A tortoiseshell cat was asleep on one of the chairs. It opened one eye, looked at us, and shut it again.
‘That’s Mordred,’ Mr Ratcliffe said, looking directly at me for the first time. ‘I’d be careful with him if I were you.’
‘Mordred?’ Mr Treadwell said. ‘An unusual name for a cat.’
‘In Le Morte d’Arthur,’ Mr Ratcliffe said, ‘Mordred betrays his uncle
the King. Not a nice man. I regret to say that Mordred is not nice either, hence the name.’
‘In that case, I’m surprised you keep him.’
‘I’ve had him since he was very young. I must make the best of him now, just as he must make the best of me.’
Apart from the sitting room, the other rooms downstairs were a kitchen and dining room, dark little rooms with small windows, heavily barred, overlooking the bustle of the High Street.
‘One washes here,’ Mr Ratcliffe said, gesturing towards the kitchen sink. ‘I am afraid there’s no bathroom. The lavatory is outside in the yard. If I need a bath, my neighbours kindly let me use theirs. I have had a word with them, and they have no objection to extending their hospitality to you. Of course, I try not to trouble them very often if I can possibly help it.’
‘Splendid!’ Mr Treadwell said.
Upstairs there were only two rooms. The door of the one at the front remained closed —‘My bedroom,’ Mr Ratcliffe explained, with an odd, apologetic twitch of his face.
The one at the back was mine. Like the kitchen and dining room below, it overlooked the High Street. It was low-ceilinged with two beds and a quantity of dark furniture designed for less cramped quarters. The window was small and barred, like the ones downstairs. It faced north and let in very little daylight. The air smelled damp.

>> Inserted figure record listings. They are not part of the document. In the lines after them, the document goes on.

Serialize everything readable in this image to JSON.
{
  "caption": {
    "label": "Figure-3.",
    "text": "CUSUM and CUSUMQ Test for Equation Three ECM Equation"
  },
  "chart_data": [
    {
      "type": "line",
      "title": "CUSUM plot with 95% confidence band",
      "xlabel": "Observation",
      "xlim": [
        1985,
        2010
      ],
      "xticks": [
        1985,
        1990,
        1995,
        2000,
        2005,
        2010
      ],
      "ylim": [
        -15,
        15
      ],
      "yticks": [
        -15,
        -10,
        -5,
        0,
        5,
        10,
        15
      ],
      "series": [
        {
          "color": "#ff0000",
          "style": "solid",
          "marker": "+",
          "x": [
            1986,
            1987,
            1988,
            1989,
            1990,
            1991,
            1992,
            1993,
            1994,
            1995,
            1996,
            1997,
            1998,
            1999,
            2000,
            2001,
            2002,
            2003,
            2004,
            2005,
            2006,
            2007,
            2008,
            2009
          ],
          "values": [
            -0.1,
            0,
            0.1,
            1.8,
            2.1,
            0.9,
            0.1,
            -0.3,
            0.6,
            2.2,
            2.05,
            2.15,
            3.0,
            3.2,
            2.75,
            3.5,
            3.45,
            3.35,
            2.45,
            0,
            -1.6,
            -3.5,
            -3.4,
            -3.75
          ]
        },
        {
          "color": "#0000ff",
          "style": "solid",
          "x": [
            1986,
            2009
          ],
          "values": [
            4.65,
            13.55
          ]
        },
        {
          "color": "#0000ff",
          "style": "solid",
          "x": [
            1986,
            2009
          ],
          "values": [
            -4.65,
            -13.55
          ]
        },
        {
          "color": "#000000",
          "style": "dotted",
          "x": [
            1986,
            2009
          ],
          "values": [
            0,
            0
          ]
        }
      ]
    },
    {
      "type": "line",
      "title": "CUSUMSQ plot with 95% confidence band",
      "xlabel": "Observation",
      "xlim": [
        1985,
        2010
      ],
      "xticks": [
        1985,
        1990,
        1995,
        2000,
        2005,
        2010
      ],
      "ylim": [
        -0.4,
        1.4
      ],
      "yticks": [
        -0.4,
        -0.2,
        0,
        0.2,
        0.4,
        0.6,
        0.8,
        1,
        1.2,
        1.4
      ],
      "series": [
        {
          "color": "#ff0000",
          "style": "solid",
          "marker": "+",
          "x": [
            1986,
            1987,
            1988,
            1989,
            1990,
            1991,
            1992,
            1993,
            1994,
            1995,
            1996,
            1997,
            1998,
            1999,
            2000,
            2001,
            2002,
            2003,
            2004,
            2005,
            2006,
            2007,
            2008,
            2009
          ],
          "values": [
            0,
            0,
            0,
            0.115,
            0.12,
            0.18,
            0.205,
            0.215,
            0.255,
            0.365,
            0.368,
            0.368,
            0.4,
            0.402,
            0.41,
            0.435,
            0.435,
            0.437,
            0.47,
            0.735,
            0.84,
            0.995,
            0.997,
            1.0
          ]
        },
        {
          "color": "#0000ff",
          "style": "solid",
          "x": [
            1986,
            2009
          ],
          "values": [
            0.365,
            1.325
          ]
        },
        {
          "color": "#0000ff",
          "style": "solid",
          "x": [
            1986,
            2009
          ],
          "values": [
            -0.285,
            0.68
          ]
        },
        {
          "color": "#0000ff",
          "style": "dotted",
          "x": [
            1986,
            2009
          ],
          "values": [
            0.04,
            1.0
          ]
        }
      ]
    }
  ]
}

Mr Treadwell poked his head into the gloom. ‘Splendid,’ he said, ‘Splendid.’ He withdrew and clattered downstairs.
‘I — er — I hope you’ll be comfortable.’ Mr Ratcliffe glanced round the room. ‘Mrs Thing made up the bed on the left. She must have thought you would be more comfortable there.’
‘Who’s Mrs Thing, sir?’ I asked, and my voice emerged as a loud croak.
‘The woman who does — she comes in three times a week to clean. And so on.’ He frowned, as if trying to recall what she did do. ‘I stay out of her way myself.’